Spatial omics-based machine learning algorithms for the early detection of hepatocellular carcinoma.

Background: Worldwide, hepatocellular carcinoma (HCC) is the second most lethal cancer, although early-stage HCC is amenable to curative treatment and can facilitate long-term survival. Early detection has proved difficult, as proteomics, transcriptomics, and genomics have been unable to discover suitable biomarkers.

Methods: To find new biomarkers of HCC, we utilized a spatial omics N-glycan imaging method to identify altered glycosylation in cancer tissue (n = 53) and in paired serum of individuals with HCC (n = 23). Glycoproteomics identified the glycoproteins carrying these N-glycan structures, and we utilized an antibody array-based glycan imaging method to examine all the N-glycans associated with the identified glycoproteins. N-glycans from the examined glycoproteins were used to create machine learning algorithms, which were tested in a case-control sample set of 100 patients with cirrhosis and HCC and 101 matched patients with cirrhosis alone.
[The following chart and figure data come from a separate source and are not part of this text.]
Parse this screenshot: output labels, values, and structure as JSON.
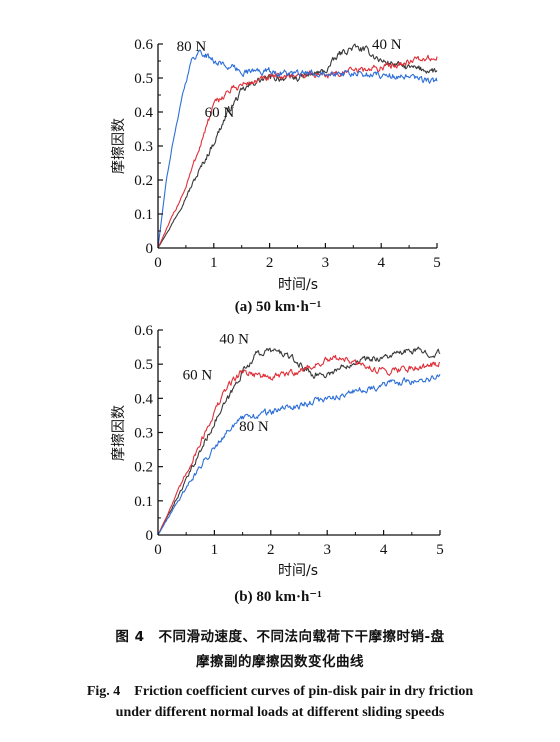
{
  "figure": {
    "caption_cn_line1": "图 4　不同滑动速度、不同法向载荷下干摩擦时销-盘",
    "caption_cn_line2": "摩擦副的摩擦因数变化曲线",
    "caption_en_line1": "Fig. 4　Friction coefficient curves of pin-disk pair in dry friction",
    "caption_en_line2": "under different normal loads at different sliding speeds"
  },
  "colors": {
    "40N": "#3a3a3a",
    "60N": "#e0303a",
    "80N": "#2e6fd8",
    "axis": "#111111"
  },
  "chart_data": [
    {
      "type": "line",
      "subcaption": "(a) 50 km·h⁻¹",
      "xlabel": "时间/s",
      "ylabel": "摩擦因数",
      "xlim": [
        0,
        5
      ],
      "ylim": [
        0,
        0.6
      ],
      "xticks": [
        "0",
        "1",
        "2",
        "3",
        "4",
        "5"
      ],
      "yticks": [
        "0",
        "0.1",
        "0.2",
        "0.3",
        "0.4",
        "0.5",
        "0.6"
      ],
      "grid": false,
      "series": [
        {
          "name": "40 N",
          "color": "#3a3a3a",
          "x": [
            0,
            0.25,
            0.5,
            0.75,
            1.0,
            1.25,
            1.5,
            1.75,
            2.0,
            2.5,
            3.0,
            3.25,
            3.5,
            3.75,
            4.0,
            4.5,
            5.0
          ],
          "y": [
            0.0,
            0.07,
            0.15,
            0.23,
            0.31,
            0.4,
            0.46,
            0.49,
            0.5,
            0.5,
            0.52,
            0.57,
            0.59,
            0.58,
            0.55,
            0.53,
            0.52
          ]
        },
        {
          "name": "60 N",
          "color": "#e0303a",
          "x": [
            0,
            0.25,
            0.5,
            0.75,
            1.0,
            1.25,
            1.5,
            1.75,
            2.0,
            2.5,
            3.0,
            3.5,
            4.0,
            4.5,
            5.0
          ],
          "y": [
            0.0,
            0.09,
            0.18,
            0.3,
            0.42,
            0.46,
            0.48,
            0.49,
            0.5,
            0.51,
            0.51,
            0.52,
            0.53,
            0.55,
            0.56
          ]
        },
        {
          "name": "80 N",
          "color": "#2e6fd8",
          "x": [
            0,
            0.15,
            0.3,
            0.45,
            0.6,
            0.75,
            1.0,
            1.5,
            2.0,
            2.5,
            3.0,
            3.5,
            4.0,
            4.5,
            5.0
          ],
          "y": [
            0.0,
            0.2,
            0.34,
            0.46,
            0.55,
            0.58,
            0.55,
            0.52,
            0.52,
            0.51,
            0.52,
            0.51,
            0.51,
            0.5,
            0.49
          ]
        }
      ],
      "annotations": [
        {
          "text": "80 N",
          "x": 0.6,
          "y": 0.58
        },
        {
          "text": "40 N",
          "x": 4.1,
          "y": 0.585
        },
        {
          "text": "60 N",
          "x": 1.1,
          "y": 0.385
        }
      ]
    },
    {
      "type": "line",
      "subcaption": "(b) 80 km·h⁻¹",
      "xlabel": "时间/s",
      "ylabel": "摩擦因数",
      "xlim": [
        0,
        5
      ],
      "ylim": [
        0,
        0.6
      ],
      "xticks": [
        "0",
        "1",
        "2",
        "3",
        "4",
        "5"
      ],
      "yticks": [
        "0",
        "0.1",
        "0.2",
        "0.3",
        "0.4",
        "0.5",
        "0.6"
      ],
      "grid": false,
      "series": [
        {
          "name": "40 N",
          "color": "#3a3a3a",
          "x": [
            0,
            0.5,
            1.0,
            1.25,
            1.5,
            1.75,
            2.0,
            2.25,
            2.5,
            2.75,
            3.0,
            3.25,
            3.5,
            4.0,
            4.5,
            5.0
          ],
          "y": [
            0.0,
            0.16,
            0.33,
            0.4,
            0.48,
            0.53,
            0.54,
            0.53,
            0.5,
            0.47,
            0.47,
            0.49,
            0.51,
            0.52,
            0.54,
            0.53
          ]
        },
        {
          "name": "60 N",
          "color": "#e0303a",
          "x": [
            0,
            0.5,
            1.0,
            1.25,
            1.5,
            1.75,
            2.0,
            2.25,
            2.5,
            3.0,
            3.25,
            3.5,
            4.0,
            4.5,
            5.0
          ],
          "y": [
            0.0,
            0.18,
            0.36,
            0.44,
            0.48,
            0.47,
            0.46,
            0.47,
            0.48,
            0.51,
            0.52,
            0.5,
            0.48,
            0.49,
            0.5
          ]
        },
        {
          "name": "80 N",
          "color": "#2e6fd8",
          "x": [
            0,
            0.5,
            1.0,
            1.25,
            1.5,
            1.75,
            2.0,
            2.5,
            3.0,
            3.5,
            4.0,
            4.5,
            5.0
          ],
          "y": [
            0.0,
            0.14,
            0.26,
            0.31,
            0.34,
            0.35,
            0.36,
            0.38,
            0.4,
            0.42,
            0.44,
            0.45,
            0.46
          ]
        }
      ],
      "annotations": [
        {
          "text": "40 N",
          "x": 1.35,
          "y": 0.56
        },
        {
          "text": "60 N",
          "x": 0.7,
          "y": 0.455
        },
        {
          "text": "80 N",
          "x": 1.7,
          "y": 0.305
        }
      ]
    }
  ]
}
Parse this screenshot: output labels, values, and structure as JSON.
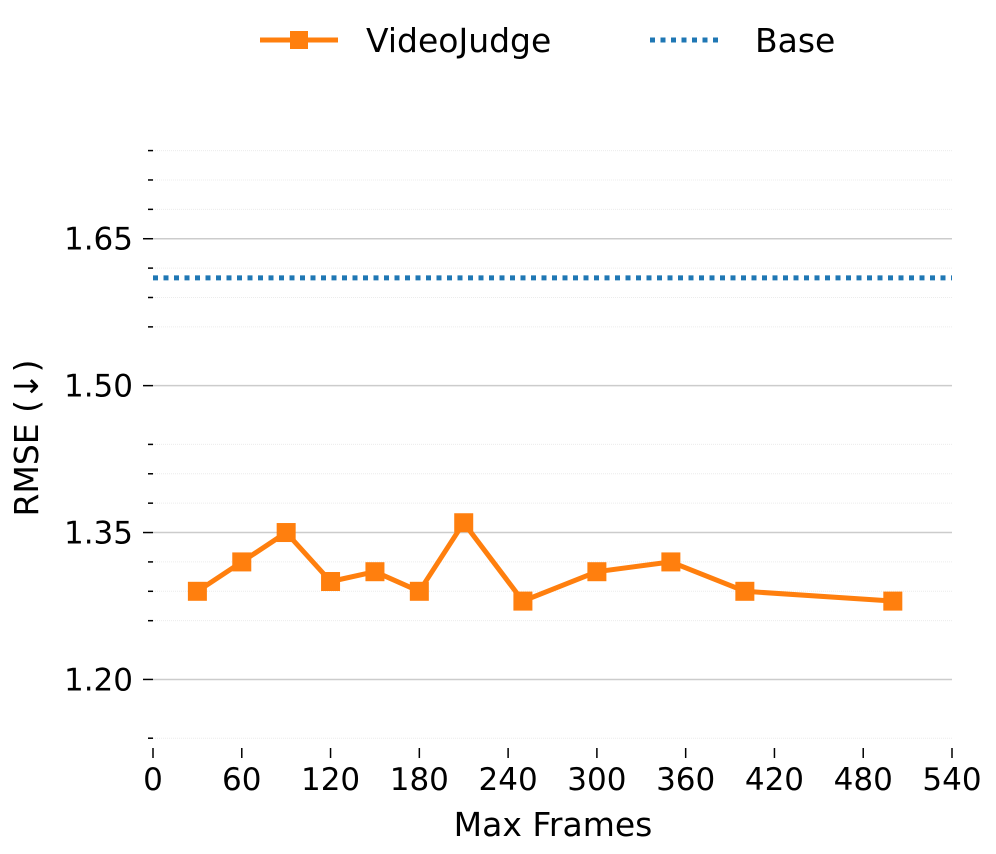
{
  "chart_data": {
    "type": "line",
    "xlabel": "Max Frames",
    "ylabel": "RMSE (↓)",
    "xlim": [
      0,
      540
    ],
    "ylim": [
      1.13,
      1.76
    ],
    "xticks": [
      0,
      60,
      120,
      180,
      240,
      300,
      360,
      420,
      480,
      540
    ],
    "xtick_labels": [
      "0",
      "60",
      "120",
      "180",
      "240",
      "300",
      "360",
      "420",
      "480",
      "540"
    ],
    "yticks": [
      1.2,
      1.35,
      1.5,
      1.65
    ],
    "ytick_labels": [
      "1.20",
      "1.35",
      "1.50",
      "1.65"
    ],
    "yminor_ticks": [
      1.14,
      1.26,
      1.29,
      1.32,
      1.38,
      1.41,
      1.44,
      1.56,
      1.59,
      1.62,
      1.68,
      1.71,
      1.74
    ],
    "grid": true,
    "legend_position": "top-center",
    "series": [
      {
        "name": "VideoJudge",
        "style": "solid-line-square-marker",
        "color": "#ff7f0e",
        "x": [
          30,
          60,
          90,
          120,
          150,
          180,
          210,
          250,
          300,
          350,
          400,
          500
        ],
        "y": [
          1.29,
          1.32,
          1.35,
          1.3,
          1.31,
          1.29,
          1.36,
          1.28,
          1.31,
          1.32,
          1.29,
          1.28
        ]
      },
      {
        "name": "Base",
        "style": "dotted-line",
        "color": "#1f77b4",
        "y_constant": 1.61
      }
    ]
  }
}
Results: Spatial glycan imaging identifies thirteen branched, fucosylated, and high mannose glycans as altered in HCC tissue and in matched patient serum. Glycoproteomics identifies over 50 proteins containing these changes, of which sixteen glycoproteins were selected for further testing in an independent patient set. Algorithms using a combination of glycan and glycoproteins accurately differentiate early-stage and all HCC from cirrhosis with AUROC values of 0.88-0.97.

Conclusions: In conclusion, we present the development and application of a new biomarker platform, which can identify effective biomarkers for the early detection of HCC. This platform may also apply to other diseases, in which changes in N-linked glycosylation are known to occur.